POJOKNEGERI.com – Tentara Nasional Indonesia (TNI) membenarkan bahwa personelnya melakukan pengamanan di kediaman Jaksa Agung Muda Tindak Pidana Khusus (Jampidsus) Kejaksaan Agung, Febrie Adriansyah, yang berada di kawasan Kebayoran Baru, Jakarta Selatan.
Pengamanan tersebut menjadi perhatian publik setelah sejumlah media melaporkan keberadaan puluhan personel TNI di sekitar rumah Jampidsus pada Rabu (8/7).
Menanggapi informasi yang beredar, Kepala Pusat Penerangan (Kapuspen) TNI Brigjen Muhammad Nas memastikan bahwa pengamanan tersebut memang dilakukan oleh prajurit TNI.
Ia menegaskan, langkah itu merupakan tindak lanjut atas permintaan resmi dari institusi Kejaksaan Agung dan telah melalui prosedur yang berlaku.
“Terkait pengamanan Jampidsus, benar bahwa pengamanan tersebut dilakukan atas permintaan institusi kejaksaan dan telah dikoordinasikan sesuai mekanisme dan ketentuan yang berlaku,” kata Kapuspen TNI Brigjen Muhammad Nas saat dihubungi, Kamis (9/7).

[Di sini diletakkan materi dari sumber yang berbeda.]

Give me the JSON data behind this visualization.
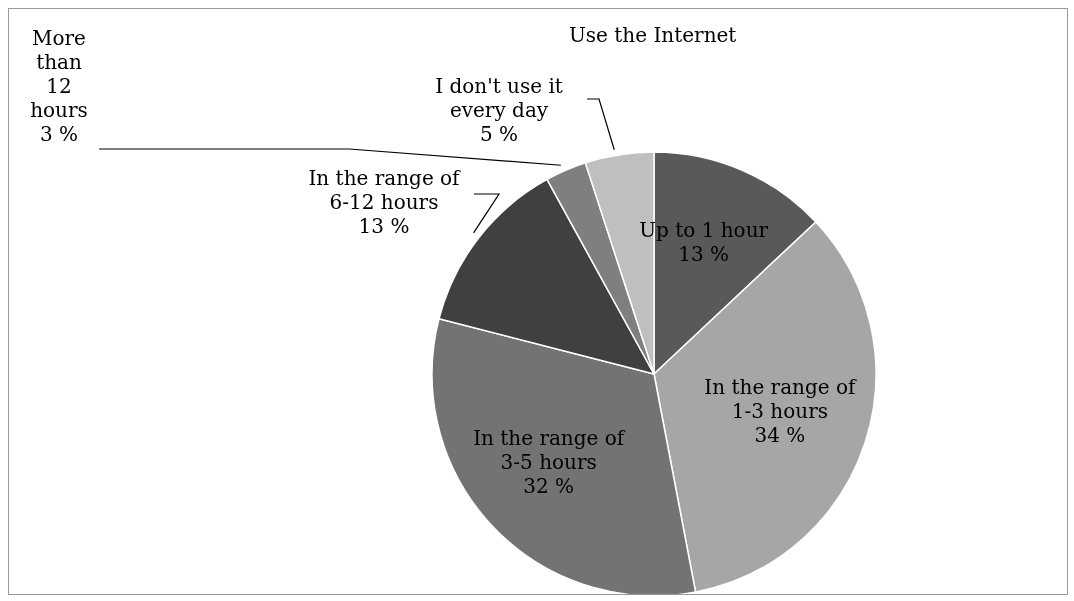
{
  "chart_data": {
    "type": "pie",
    "title": "Use the Internet",
    "categories": [
      "Up to 1 hour",
      "In the range of 1-3 hours",
      "In the range of 3-5 hours",
      "In the range of 6-12 hours",
      "More than 12 hours",
      "I don't use it every day"
    ],
    "values": [
      13,
      34,
      32,
      13,
      3,
      5
    ],
    "value_labels": [
      "13 %",
      "34 %",
      "32 %",
      "13 %",
      "3 %",
      "5 %"
    ],
    "colors": [
      "#595959",
      "#a6a6a6",
      "#737373",
      "#404040",
      "#7f7f7f",
      "#bfbfbf"
    ]
  }
}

Mengacu pada Perpres Nomor 66 Tahun 2025
Brigjen Muhammad Nas menjelaskan bahwa pengamanan terhadap Jampidsus memiliki dasar hukum yang jelas. Menurutnya, pelaksanaan pengamanan mengacu pada Peraturan Presiden Nomor 66 Tahun 2025 yang mengatur mengenai perlindungan terhadap jaksa dalam menjalankan tugas dan fungsinya.
Ia menyebutkan bahwa ketentuan tersebut menjadi landasan bagi TNI untuk memberikan dukungan pengamanan apabila terdapat permintaan dari institusi kejaksaan sesuai mekanisme yang telah ditetapkan.
Selain itu, Nas menegaskan bahwa kehadiran personel TNI di rumah Febrie Adriansyah sama sekali tidak berkaitan dengan isu lain yang saat ini berkembang di tengah masyarakat.
TNI Pastikan Tidak Berkaitan dengan Penggeledahan oleh Polri
Dalam keterangannya, Brigjen Muhammad Nas juga menepis anggapan bahwa pengamanan terhadap rumah Jampidsus berkaitan dengan penggeledahan yang dilakukan Polda Metro Jaya di sejumlah lokasi. Ia menegaskan bahwa kedua peristiwa tersebut merupakan proses yang berbeda dan berada di bawah kewenangan institusi yang berbeda pula.
“Pengamanan itu tidak berkaitan dengan isu lain yang saat ini berkembang. Adapun mengenai informasi adanya penggeledahan oleh Polri terhadap sejumlah lokasi, hal tersebut merupakan proses yang berbeda dan menjadi kewenangan Polri,” jelasnya.
Menurut TNI, pelaksanaan pengamanan semata-mata dilakukan sebagai bentuk dukungan terhadap pelaksanaan tugas aparat penegak hukum berdasarkan ketentuan yang berlaku, bukan sebagai respons atas dinamika perkara tertentu yang sedang menjadi perhatian publik.
Kejaksaan Agung Belum Beri Penjelasan
Sebelumnya, sejumlah media melaporkan bahwa rumah Jampidsus Febrie Adriansyah di Kebayoran Baru, Jakarta Selatan, dijaga ketat oleh puluhan personel TNI pada Rabu (8/7) malam.
Meski TNI telah memberikan penjelasan mengenai dasar pengamanan tersebut, hingga kini Kejaksaan Agung belum menyampaikan keterangan resmi terkait alasan spesifik permintaan pengamanan terhadap rumah Jampidsus. Penjelasan dari institusi kejaksaan masih dinantikan untuk memberikan gambaran lebih lengkap mengenai kebutuhan pengamanan tersebut.